Abnormal blood flow refers to a state of turbulence or stasis rather than laminar flow. Atherosclerotic plaques commonly predispose to turbulent blood flow in the vicinity of the plaque. Bifurcations of blood vessels can also create areas of turbulent flow. Turbulent blood flow causes endothelial injury, forms countercurrents, and creates local pockets of stasis. Local stasis can also result from formation of an aneurysm (a focal outpouching of a vessel or a cardiac chamber) and from myocardial infarction. In the latter condition, a region of noncontractile (infarcted) myocardium serves as a favored site for stasis. Cardiac arrhythmias, such as atrial fibrillation, can also generate areas of local stasis. Stasis is also the major cause for the formation of venous thrombi, which typically occur in the deep veins of the leg.
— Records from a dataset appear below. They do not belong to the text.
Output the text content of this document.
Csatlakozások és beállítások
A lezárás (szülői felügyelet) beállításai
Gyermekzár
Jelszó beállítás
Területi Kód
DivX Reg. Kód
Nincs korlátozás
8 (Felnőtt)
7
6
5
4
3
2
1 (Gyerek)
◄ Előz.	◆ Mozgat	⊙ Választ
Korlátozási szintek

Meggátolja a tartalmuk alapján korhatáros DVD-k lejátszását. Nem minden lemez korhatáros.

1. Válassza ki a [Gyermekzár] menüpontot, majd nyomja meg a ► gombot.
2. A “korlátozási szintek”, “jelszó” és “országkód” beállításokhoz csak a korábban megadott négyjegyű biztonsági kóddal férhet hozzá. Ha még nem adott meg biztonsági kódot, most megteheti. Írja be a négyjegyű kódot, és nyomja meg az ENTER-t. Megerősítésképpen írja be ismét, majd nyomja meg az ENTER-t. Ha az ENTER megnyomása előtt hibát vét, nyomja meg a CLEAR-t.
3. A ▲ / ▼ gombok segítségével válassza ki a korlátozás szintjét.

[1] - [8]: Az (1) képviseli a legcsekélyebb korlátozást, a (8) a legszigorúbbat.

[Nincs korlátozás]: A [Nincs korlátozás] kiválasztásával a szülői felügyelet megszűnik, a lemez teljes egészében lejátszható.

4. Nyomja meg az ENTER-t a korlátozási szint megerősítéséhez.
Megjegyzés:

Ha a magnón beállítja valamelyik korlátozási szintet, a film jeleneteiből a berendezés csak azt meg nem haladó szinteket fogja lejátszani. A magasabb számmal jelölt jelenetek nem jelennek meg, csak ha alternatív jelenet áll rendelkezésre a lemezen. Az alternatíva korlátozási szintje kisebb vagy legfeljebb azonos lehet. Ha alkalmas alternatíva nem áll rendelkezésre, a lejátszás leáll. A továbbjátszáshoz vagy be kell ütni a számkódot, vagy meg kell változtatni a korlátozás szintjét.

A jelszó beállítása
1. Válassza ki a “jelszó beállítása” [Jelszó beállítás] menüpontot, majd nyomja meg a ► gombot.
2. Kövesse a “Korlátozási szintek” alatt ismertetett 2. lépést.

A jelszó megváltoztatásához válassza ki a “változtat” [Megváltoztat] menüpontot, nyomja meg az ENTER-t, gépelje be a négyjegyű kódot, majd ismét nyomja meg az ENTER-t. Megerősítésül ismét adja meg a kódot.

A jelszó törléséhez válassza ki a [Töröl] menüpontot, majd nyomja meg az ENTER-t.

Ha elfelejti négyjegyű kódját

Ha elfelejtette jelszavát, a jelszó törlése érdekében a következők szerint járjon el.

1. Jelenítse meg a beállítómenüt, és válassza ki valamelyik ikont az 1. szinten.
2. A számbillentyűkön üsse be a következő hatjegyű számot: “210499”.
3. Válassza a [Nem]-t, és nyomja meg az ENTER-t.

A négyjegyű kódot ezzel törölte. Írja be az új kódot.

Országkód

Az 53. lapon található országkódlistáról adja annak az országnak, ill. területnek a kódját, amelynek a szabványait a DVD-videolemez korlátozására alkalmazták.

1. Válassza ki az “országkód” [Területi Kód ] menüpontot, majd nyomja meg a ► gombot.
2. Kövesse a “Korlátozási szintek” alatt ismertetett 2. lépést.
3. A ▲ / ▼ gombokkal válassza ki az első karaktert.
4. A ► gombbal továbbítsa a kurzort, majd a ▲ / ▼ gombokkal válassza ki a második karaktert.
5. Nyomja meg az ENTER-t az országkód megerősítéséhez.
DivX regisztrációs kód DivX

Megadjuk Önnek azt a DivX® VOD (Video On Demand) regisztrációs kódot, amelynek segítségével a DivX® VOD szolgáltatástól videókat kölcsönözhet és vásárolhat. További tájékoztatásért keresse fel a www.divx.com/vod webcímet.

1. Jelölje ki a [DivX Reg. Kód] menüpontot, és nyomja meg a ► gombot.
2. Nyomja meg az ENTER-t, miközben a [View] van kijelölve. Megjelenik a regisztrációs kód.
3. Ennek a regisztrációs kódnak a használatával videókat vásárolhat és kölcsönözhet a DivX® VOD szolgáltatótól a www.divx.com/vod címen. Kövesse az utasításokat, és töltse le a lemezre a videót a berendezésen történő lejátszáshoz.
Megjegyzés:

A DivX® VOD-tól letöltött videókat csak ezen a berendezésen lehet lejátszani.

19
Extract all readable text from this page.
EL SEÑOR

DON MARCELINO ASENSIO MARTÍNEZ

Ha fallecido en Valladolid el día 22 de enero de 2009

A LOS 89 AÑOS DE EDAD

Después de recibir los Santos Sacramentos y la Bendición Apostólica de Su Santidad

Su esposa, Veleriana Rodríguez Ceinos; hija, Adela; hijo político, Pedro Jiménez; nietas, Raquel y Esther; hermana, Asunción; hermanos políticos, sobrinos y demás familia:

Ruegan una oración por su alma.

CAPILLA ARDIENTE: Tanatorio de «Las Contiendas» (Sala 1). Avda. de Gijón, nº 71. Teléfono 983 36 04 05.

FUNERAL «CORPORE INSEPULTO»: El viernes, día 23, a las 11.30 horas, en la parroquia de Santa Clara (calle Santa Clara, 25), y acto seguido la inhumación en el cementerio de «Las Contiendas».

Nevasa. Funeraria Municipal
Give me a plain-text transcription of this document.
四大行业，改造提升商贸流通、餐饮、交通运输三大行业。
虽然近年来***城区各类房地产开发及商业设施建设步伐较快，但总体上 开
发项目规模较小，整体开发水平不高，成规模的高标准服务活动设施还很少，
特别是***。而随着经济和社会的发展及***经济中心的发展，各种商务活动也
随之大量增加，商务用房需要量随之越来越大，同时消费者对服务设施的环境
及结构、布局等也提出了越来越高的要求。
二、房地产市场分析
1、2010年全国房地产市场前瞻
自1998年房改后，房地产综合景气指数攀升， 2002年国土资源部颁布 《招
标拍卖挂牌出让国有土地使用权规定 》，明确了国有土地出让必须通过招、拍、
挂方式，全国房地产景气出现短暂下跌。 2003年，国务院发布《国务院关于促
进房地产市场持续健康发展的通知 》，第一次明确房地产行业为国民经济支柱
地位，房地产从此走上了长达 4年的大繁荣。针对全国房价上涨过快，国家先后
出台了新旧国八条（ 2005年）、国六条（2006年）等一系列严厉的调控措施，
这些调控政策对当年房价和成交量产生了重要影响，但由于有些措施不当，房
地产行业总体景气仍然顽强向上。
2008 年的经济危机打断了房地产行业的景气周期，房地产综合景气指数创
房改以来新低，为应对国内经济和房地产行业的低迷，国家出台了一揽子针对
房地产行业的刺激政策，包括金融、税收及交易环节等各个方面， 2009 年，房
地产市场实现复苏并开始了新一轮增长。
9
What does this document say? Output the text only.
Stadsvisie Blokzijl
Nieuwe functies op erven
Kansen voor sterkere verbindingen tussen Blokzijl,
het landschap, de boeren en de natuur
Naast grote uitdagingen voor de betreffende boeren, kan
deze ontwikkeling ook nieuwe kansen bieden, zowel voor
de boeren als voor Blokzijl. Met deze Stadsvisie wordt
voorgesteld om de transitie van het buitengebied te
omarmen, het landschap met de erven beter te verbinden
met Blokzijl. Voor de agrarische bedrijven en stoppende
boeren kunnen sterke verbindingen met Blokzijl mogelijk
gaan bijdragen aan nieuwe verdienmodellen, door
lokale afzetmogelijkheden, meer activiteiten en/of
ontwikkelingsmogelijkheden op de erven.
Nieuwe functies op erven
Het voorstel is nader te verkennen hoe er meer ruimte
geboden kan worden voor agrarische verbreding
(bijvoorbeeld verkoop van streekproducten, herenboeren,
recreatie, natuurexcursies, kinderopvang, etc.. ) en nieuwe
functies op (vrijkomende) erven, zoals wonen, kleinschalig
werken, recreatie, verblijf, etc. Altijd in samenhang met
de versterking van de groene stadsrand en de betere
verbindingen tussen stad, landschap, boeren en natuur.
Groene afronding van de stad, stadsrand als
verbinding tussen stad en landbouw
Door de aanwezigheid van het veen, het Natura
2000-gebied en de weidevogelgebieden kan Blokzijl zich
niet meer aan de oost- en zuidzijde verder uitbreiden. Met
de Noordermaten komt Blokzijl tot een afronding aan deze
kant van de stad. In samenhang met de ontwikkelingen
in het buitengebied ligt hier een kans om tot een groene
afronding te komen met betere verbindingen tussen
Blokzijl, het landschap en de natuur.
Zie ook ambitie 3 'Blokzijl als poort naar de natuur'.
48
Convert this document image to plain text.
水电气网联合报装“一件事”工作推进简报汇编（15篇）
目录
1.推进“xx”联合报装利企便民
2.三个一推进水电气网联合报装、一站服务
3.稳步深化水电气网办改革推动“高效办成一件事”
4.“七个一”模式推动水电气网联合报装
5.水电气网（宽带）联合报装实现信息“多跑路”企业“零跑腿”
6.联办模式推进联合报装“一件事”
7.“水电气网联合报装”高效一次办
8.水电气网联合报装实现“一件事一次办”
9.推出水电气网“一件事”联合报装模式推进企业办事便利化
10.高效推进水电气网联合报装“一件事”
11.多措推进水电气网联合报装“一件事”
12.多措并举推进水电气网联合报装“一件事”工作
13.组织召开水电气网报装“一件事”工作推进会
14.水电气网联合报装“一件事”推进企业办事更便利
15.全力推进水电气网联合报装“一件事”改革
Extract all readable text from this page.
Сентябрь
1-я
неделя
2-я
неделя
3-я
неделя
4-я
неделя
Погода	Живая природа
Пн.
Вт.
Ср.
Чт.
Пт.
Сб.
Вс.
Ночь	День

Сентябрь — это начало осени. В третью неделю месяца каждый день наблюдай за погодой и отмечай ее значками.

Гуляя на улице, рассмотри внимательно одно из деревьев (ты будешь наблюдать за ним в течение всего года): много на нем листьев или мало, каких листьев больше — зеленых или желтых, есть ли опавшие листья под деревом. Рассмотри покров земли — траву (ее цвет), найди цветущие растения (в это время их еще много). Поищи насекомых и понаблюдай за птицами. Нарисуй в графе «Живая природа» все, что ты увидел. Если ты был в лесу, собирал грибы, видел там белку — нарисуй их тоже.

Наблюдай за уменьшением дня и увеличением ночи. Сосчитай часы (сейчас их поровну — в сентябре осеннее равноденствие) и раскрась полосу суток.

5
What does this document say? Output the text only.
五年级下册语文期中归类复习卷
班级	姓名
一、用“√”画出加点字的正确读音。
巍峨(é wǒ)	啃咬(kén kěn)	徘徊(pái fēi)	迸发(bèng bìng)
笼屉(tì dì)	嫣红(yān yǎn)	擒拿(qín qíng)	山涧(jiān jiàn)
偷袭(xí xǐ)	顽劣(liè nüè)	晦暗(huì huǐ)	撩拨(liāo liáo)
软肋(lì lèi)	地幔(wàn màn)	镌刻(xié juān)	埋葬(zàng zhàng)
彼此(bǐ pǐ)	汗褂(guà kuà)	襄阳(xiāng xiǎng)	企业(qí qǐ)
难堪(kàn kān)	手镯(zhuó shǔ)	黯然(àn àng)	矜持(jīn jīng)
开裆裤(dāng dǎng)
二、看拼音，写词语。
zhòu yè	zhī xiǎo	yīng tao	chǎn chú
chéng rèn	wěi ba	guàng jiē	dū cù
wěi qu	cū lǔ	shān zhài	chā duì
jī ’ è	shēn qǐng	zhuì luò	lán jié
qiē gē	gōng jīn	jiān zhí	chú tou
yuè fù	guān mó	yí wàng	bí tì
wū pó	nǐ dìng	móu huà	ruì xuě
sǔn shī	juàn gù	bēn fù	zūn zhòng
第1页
Disruption of normal blood flow by turbulence or stasis promotes thrombosis by three major mechanisms. First, the absence of laminar blood flow allows platelets to come into close proximity to the vessel wall. Second, stasis inhibits the flow of fresh blood into the vascular bed, so that activated coagulation factors in the region are not removed or diluted. Third, abnormal blood flow promotes endothelial cell activation, which leads to a prothrombotic state.
Hypercoagulability is generally less important than endothelial injury and abnormal blood flow in predisposing to thrombosis, but this condition can be an important factor in some patients. Hypercoagulability refers to an abnormally heightened coagulation response to vascular injury, resulting from either (1) primary (genetic) disorders or (2) secondary (acquired) disorders (see Table 23-1). (Hypocoagulable states, or hemorrhagic disorders, can also result from primary or secondary causes; see Box 23-1 for an example.)